N.B. city remembers 10 years after van crash killed eight

- BY KEVIN BISSETT

It was just after midnight on Jan. 12, 2008, when a 15-passenger van carrying the Bathurst High School boys’ basketball team lost control on a slushy highway.

An oncoming transport truck tore the van apart, killing seven teenage players and the wife of their coach — and brought a grief-stricken northern New Brunswick community to its knees.

“I had never seen anything like it. There was such profound and widespread grief throughout the community,’’ said John McLaughlin, the thensuperi­ntendent of the Bathurst school district, who added the tragedy brought messages of condolence from around the world.
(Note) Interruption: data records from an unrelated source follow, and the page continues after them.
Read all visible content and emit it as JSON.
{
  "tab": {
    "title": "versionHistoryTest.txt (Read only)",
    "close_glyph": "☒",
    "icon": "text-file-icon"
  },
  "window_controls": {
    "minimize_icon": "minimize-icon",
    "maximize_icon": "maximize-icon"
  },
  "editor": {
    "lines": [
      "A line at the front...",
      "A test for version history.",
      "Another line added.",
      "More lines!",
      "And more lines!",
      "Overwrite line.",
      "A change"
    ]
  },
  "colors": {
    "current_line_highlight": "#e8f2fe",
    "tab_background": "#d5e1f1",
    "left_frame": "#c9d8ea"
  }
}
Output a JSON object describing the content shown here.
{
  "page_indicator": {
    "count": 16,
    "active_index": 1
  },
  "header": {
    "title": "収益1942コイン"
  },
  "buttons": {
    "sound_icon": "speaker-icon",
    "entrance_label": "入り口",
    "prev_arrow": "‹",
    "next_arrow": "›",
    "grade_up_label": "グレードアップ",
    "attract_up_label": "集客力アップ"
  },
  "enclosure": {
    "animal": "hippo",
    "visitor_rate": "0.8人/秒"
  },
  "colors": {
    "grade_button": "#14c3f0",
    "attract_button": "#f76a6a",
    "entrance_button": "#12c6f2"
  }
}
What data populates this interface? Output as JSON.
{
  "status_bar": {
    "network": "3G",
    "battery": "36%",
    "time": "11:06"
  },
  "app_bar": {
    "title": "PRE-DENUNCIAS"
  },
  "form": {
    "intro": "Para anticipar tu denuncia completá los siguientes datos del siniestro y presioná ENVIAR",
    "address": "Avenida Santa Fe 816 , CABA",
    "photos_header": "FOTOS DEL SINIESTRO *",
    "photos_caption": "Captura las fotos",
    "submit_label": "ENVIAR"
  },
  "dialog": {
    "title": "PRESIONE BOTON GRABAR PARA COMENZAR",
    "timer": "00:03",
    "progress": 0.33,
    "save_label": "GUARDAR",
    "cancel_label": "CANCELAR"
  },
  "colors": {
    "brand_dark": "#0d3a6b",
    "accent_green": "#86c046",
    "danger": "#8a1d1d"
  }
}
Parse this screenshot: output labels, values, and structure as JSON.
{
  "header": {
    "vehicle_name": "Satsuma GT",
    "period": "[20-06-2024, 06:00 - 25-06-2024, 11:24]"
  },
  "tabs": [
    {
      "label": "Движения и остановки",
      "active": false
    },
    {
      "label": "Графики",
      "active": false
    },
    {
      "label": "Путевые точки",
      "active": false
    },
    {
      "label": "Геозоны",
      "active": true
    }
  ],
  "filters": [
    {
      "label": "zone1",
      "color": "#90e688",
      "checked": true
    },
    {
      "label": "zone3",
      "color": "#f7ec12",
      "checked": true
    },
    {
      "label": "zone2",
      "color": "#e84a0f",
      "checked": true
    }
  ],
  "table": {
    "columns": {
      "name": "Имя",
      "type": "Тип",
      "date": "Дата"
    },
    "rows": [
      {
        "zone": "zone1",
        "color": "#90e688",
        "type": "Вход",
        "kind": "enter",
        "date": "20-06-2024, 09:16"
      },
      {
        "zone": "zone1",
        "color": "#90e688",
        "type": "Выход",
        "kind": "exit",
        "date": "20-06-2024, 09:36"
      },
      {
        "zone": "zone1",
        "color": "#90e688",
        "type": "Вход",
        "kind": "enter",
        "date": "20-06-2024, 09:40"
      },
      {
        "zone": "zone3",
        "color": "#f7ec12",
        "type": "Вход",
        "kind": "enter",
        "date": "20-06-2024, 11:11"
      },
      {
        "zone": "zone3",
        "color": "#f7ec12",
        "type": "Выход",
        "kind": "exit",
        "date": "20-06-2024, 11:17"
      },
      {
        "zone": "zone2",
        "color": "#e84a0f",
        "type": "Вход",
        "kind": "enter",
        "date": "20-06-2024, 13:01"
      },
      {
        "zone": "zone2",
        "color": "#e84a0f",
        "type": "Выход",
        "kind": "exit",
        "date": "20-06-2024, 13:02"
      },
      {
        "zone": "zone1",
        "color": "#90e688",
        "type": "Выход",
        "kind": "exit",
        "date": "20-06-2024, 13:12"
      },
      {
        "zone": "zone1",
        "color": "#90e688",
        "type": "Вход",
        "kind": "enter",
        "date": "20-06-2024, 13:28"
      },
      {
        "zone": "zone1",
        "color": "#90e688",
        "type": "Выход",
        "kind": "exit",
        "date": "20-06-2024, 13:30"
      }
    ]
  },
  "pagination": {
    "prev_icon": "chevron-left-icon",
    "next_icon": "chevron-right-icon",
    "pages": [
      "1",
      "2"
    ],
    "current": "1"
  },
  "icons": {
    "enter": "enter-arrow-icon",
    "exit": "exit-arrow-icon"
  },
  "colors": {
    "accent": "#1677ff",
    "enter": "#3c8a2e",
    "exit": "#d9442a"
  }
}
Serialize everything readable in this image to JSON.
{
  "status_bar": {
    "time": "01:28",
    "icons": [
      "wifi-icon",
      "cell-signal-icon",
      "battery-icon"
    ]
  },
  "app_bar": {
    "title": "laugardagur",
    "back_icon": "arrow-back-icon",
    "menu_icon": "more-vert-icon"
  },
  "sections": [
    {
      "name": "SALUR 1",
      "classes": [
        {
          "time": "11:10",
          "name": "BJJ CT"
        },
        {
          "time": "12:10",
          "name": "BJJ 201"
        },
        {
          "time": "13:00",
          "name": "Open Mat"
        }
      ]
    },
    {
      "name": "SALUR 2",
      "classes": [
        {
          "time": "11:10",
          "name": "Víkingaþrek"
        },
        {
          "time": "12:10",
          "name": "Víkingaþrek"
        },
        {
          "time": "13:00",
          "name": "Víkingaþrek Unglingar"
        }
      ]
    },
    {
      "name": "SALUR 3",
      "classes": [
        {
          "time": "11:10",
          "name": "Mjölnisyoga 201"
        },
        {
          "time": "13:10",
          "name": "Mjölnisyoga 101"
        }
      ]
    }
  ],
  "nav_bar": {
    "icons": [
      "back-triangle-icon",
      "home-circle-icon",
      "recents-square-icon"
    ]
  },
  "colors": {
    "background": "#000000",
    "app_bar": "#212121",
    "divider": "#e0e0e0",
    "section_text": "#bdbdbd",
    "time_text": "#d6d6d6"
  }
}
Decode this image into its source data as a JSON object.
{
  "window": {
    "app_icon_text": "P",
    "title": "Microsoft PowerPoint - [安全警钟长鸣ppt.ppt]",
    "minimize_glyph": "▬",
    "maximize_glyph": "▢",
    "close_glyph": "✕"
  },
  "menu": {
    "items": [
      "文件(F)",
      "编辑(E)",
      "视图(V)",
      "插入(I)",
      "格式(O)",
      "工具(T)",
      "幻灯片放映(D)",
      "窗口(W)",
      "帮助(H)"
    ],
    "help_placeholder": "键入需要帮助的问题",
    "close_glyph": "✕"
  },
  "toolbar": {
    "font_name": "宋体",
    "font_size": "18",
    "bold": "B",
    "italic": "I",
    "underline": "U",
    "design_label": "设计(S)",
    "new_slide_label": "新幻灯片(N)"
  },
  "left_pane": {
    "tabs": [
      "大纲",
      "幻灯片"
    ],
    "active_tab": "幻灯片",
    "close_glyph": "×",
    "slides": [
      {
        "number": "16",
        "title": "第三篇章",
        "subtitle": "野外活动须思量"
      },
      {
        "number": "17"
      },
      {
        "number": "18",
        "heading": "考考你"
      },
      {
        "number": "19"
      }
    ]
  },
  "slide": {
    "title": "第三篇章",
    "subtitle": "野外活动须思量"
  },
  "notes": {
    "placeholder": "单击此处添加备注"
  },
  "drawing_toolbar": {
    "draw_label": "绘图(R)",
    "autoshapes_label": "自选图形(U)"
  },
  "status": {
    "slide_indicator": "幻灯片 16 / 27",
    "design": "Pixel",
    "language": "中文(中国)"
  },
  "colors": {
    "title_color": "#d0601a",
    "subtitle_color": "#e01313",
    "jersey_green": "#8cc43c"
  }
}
“The tragedy of the loss of the promise of those young men, what they could have been and what they dreamed of. That just resonated with people everywhere.’’

Five of the boys who died — Javier Acevedo, Nathan Cleland, Justin Cormier, Codey Branch, and Daniel Hains — were 17 years old. The other two students were Nick Quinn, 16, and Nikki Kelly, 15.

“Part of me died that day when I lost my son. Nothing changes for me. Those 10 years — it’s just like yesterday,’’ Isabelle Hains, Daniel’s mother, said in an interview.

“I drove him to school that morning and I don’t know why he spoke about his future plans that morning with me. He said he wanted to travel to Europe and he talked about his birthday coming up, and it was just like a normal day for me. I never expected that by midnight that night I would never see him again.’’

The team was returning from a night game in Moncton, N.B. The coach’s wife, Beth Lord, 51, was also killed. Coach Wayne Lord, who was driving the 11-year-old van, his daughter and two team members survived the crash.

The truck driver was not hurt. Separate reports by the RCMP and Transport Canada identified safety problems with the 15-seat-van, including worn all-season tires, broken brakes and a rusting body.

The RCMP report said the 1997 Ford Club Wagon would not have passed safety inspection at the time of the accident.

In the years that followed, Hains and other family members successful­ly pushed for changes in the vehicles and rules used for student travel. McLaughlin, now the province’s deputy education minister, said the tragedy brought about important changes, and the transport of students is safer now because of it.